Please let me know how can I improve the performance of get_slice().

thanks,
-Aita

Re: issue with get_slice() performance.

Posted by Jonathan Ellis <jb...@gmail.com>.

what does iostat -x say %util and %await is?

what does top say cpu is?

does tpstats show non-zero compaction activity?

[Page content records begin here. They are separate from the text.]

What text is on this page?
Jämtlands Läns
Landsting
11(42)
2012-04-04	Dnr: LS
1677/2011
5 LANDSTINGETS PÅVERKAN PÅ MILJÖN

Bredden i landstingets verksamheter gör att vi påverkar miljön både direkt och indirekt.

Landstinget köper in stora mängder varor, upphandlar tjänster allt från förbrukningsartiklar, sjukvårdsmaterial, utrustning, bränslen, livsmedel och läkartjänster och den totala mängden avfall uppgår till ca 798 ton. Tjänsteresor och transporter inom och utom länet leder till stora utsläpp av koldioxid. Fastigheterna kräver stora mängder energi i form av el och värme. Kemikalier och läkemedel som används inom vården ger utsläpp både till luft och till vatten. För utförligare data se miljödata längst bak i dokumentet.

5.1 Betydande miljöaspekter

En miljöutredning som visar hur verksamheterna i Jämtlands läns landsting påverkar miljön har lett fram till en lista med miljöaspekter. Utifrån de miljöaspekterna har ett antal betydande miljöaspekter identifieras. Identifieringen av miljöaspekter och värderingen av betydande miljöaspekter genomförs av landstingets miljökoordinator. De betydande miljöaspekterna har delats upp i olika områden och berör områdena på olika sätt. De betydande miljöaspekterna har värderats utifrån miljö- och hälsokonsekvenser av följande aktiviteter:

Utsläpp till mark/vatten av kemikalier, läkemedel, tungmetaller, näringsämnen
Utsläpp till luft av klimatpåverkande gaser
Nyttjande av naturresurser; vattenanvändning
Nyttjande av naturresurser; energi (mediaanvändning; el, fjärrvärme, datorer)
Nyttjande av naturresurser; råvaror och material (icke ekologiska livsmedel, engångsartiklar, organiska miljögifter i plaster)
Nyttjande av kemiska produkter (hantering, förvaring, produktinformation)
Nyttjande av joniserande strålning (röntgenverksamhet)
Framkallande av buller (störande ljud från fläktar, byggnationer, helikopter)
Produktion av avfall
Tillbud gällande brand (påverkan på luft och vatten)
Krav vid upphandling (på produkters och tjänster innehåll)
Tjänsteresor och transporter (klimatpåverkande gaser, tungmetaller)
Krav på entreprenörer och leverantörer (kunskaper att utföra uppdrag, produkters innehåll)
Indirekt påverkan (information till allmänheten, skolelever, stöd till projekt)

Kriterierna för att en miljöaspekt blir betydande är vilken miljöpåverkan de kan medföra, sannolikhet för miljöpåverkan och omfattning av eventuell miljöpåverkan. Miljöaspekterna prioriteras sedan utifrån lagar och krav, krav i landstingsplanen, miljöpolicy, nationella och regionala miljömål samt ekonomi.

if cpu is not close to 100% try increasing ConcurrentReads

since you have plenty of ram, increase the KeysCachedFraction of your
CFs to 0.1, 0.2, or even more (until it stops improving performance)

-Jonathan

On Wed, Jan 20, 2010 at 9:57 AM, envio user <en...@gmail.com> wrote:
> All,
> I downloaded 0.5.0 final and tried following test:
>
> Machine : Quad Core(64bit) , 8GB RAM, signle node.
>
> Data model: A single SCF with CompareWith="BytesType" and
> CompareSubcolumnsWith="TimeUUIDType"
>
> Sample data stored:
> FF = {
>         '1' : {
>                     'ALL' => {
>                                   'TimeUUID1' => '16bytesstring',
>                                   ......
>                                   'TimeUUID25' => '16bytesstring',
>                                 }
>                       }
>          },
> ....................
>      '100K': {
> ..............
>         }
> }
>
>
> Client: PHP
>
> I loaded with 100K keys with 25 columns per key and value for each of
> the sub-column is 16 bytes string.
> I populated the data using batch_insert(), and no issues with writes.
> For my requirement, I need to fecth all 25 columns.
>  For this purpose, am using get_slice() method.
> Performance of get_slice() is way below our expections. We were
> expecting, at least 1000 get_slices/second. "ROW-READ-STAGE" are
> piling up.
> vmstat and iostat on the machine looks normal.
>
>  nodeprobe  -host localhost -port 8080 info
>
> 69914105239252561041379405595605110341
> Load             : 200.9 MB
> Generation No    : 1263997349
> Uptime (seconds) : 2627
> Heap Memory (MB) : 117.18 / 1023.06
>
> I tried to  fecth 500 get_slices() per second:
> ===============================
>
> tpstats:
> --------
> ROW-READ-STAGE                   16       250          94305
> .............
> ROW-READ-STAGE                   16       244         112190
>
> Load test stats:
>
> Name    | highest 10sec  mean  | lowest 10sec mean | Highest Rate  |
> Mean     |  Count
> ===============================================================
>  request | 48.23 sec                 | 6.94 msec              | 332.6
> / sec     | 2.70 sec | 61825
>
> Please let me know how can I improve the performance of get_slice().
>
> thanks,
> -Aita
>